Телесная красота, как мы видим даже из этих нескольких примеров, представляется древнерусскому книжнику неотъемлемым элементом идеального образа князя, одной из характеристик наряду с доблестью, великодушием, честностью, то есть не выделяется особо из целостности воинско–этических характеристик.

Более развернутый идеальный образ князя дан в «Сказании о Борисе и Глебе», в самостоятельной главке «О Борисе, каков был видом», которую, учитывая ее краткость и значимость для понимания древнерусской эстетики, имеет смысл привести здесь целиком. На ее основании можно составить достаточно полное представление о древнерусском идеале человека. «Сь убо благоверьныи Борись благога корене сын послушьливъ отцю бе, покаряяся при всемь отцю. Телемь бяше красьнъ, высокъ, лицьмь круглъмь, плечи велице, тънъкъ въ чресла, очима добраама, веселъ лицьмь, рода [возрастом] мала и усъ младъ бо бе еще, светяся цесарьскы, креепъкъ телъмь, вьсячьскы украшенъ акы цветъ цвьтыи въ уности своей, в ратьхъ хръбъръ, въ съветехъ мудръ и разумьнъ при вьсемь и благодать божия цвьтяаше на немь» (302).

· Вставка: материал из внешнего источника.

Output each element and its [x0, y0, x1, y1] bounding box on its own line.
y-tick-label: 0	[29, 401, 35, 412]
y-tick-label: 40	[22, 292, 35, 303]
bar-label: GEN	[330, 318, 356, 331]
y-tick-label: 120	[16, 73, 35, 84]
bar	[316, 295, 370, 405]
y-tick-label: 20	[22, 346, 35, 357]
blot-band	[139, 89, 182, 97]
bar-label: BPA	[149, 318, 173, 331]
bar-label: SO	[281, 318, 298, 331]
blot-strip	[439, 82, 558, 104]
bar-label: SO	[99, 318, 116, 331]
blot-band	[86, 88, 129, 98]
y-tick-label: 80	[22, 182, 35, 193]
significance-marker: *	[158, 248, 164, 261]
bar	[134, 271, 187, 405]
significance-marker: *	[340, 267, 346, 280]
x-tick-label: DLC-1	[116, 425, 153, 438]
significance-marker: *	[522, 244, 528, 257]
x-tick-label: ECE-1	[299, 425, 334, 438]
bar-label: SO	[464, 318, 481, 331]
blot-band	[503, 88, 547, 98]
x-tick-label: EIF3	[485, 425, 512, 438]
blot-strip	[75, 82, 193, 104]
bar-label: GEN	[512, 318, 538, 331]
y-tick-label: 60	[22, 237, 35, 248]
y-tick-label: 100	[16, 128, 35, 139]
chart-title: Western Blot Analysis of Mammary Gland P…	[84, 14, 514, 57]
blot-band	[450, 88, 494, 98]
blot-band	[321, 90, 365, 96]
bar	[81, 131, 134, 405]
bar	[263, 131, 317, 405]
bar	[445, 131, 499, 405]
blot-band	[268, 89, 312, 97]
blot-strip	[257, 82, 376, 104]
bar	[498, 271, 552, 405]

Лаконично, но выразительно начертанный здесь образ юного Бориса станет идеалом для всей художественной культуры Древней Руси. Последующие летописцы при описании русских князей и живописцы при изображении воинов–мучеников и князей на стенах и столпах храмов будут постоянно опираться в своем творчестве на этот ранний словесный прототип.

Книжники Киевской Руси разработали и канонический тип, или идеал, духовного лица. Мы находим его в «Повести временных лет». Восхваляя усопшего митрополита Иоанна, Нестор рисует его идеальный облик: «Бысть же Иоанъ мужь хытръ книгамъ и ученью, милостивъ убогымъ и вдовицямъ, ласковъ же ко всякому, богату и убогу, смеренъ же и кротокъ, молчаливъ, речистъ же, книгами святыми утешая печалныя, и ся–кого не бысть преже в Руси, ни по немь не будеть сякъ» (218).

Как видим, эти два идеала при общей основе (мудрость и добродетельность) существенно отличаются. В идеальном облике князя больше внимания уделено внешнему виду—красоте, стройности, силе, веселью.

В образе духовного наставника внешний вид не играет роли—о нем не сказано ни слова Главное внимание летописец уделяет нравственно–пастырским качествам своего героя—он мудр и начитан, смирен, кроток и молчалив, милостив и ласков к людям, к постоянный их утешитель в несчастьях и по*4 мощник.